French Provincial Cooking - Elizabeth David [11]
It works both ways. A rosbif in Paris is not English roast beef; what the French eat and drink at le goûter would puzzle and infuriate an English nanny invited to tea. In France it is mildly surprising to find that any cooked ham goes by the name of jambon d’York, and that, all unbeknown to us, one of the most highly esteemed English cheeses is called le Chester. But this is quite encouraging to us, who are often mocked by the French, however amiably, for our misconceptions about their food, and scoffed at by our own catering profession, some eminent members of which are fond of claiming that English stomachs are fit only to digest roast meat, boiled vegetables, and fried fish. But then all of us nowadays, except perhaps these curiously bigoted members of the catering profession, have travelled a little, and on visits abroad have acquired tastes which, so far from disagreeing with us, have become a part of our daily lives.
Not that we all return from France so converted as the bus conductor who, a Soho shopkeeper tells me, comes in regularly once a week for two dozen snails, nor even so well informed as the barrow boy who asked me, when I was buying aubergines and peppers, if I was ‘going to make a nice ratatouille, dear?’ But when we say to friends, ‘we’ll just have an omelette and a salad and a piece of cheese,’ what we mean is ‘we won’t make any fuss, but what we have will be well chosen, will make a satisfying meal and will go nicely with a glass of wine’; without our even knowing it, a little piece of French wisdom in the matter of eating has rubbed off on to ourselves.
It is when it comes to cooking of a slightly more elevated kind than the simple omelette and salad that we go astray. We get self-conscious, try too hard, and the result is perhaps a failure. Now, any woman, or man, who is capable of cooking a good English roast with potatoes, is a good enough cook, given a little encouragement, to produce something rather more imaginative. If a dish does not turn out to be quite as it was at the remembered auberge in Normandy, or at the restaurant on the banks of the Loire, is this a matter for despair? Because it is different, as by force of circumstance it must be, it is not necessarily worse. It is for us to exercise our common sense in selecting what is within our powers, in taking what suits us from the immense variety of dishes which France has to offer, and to learn how to make them our own (within limits, of course—you can’t cook up a sole and a piece of hake and a couple of tomatoes and call it a bouillabaisse). But there is one mistake we nearly all make when first attempting French cookery. We make it too complicated. A galaxy of seasonings, oceans of wine and cream, thick sauces and a mass of garnishes are alien to the whole spirit of French cookery. Does a Paris milliner put lace trimmings on a fur hat?
Well then, here is the advice of Escoffier, one of those extremely rare great chefs whose work, although the longest and most brilliant period of his career was spent outside his own country, is as respected there as it is in England. And two of the most valuable words he ever wrote were these: Faites Simple.

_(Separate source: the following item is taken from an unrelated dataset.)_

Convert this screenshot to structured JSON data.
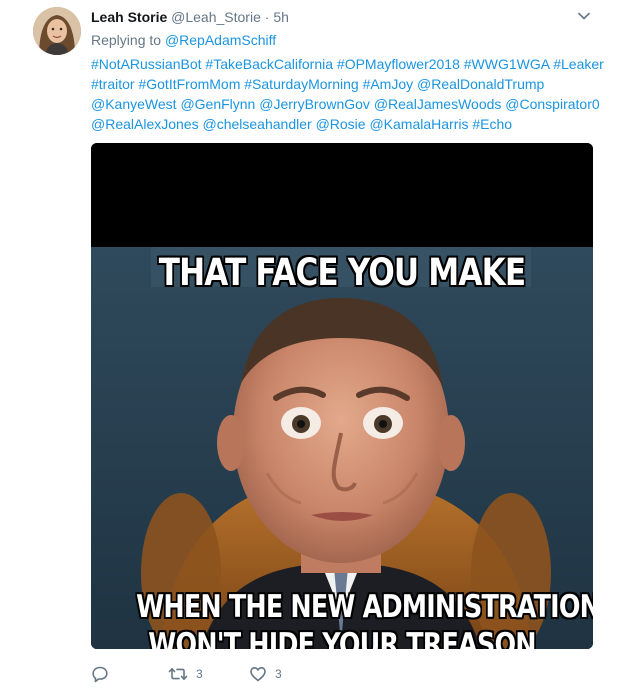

What a Frenchman intends these words to mean may not be quite the same as what an English cook would understand by them. They mean, I think, the avoidance of all unnecessary complication and elaboration: they do not mean skimping the work or the basic ingredients, throwing together a dish anyhow and hoping for the best. That is the crude rather than the simple approach. To prove the point, try simplifying a recipe which calls for rather a lot of ingredients down to the barest essentials. You may well find that the dish is more pleasing in its primitive form, and then you will know that your recipe was too fanciful.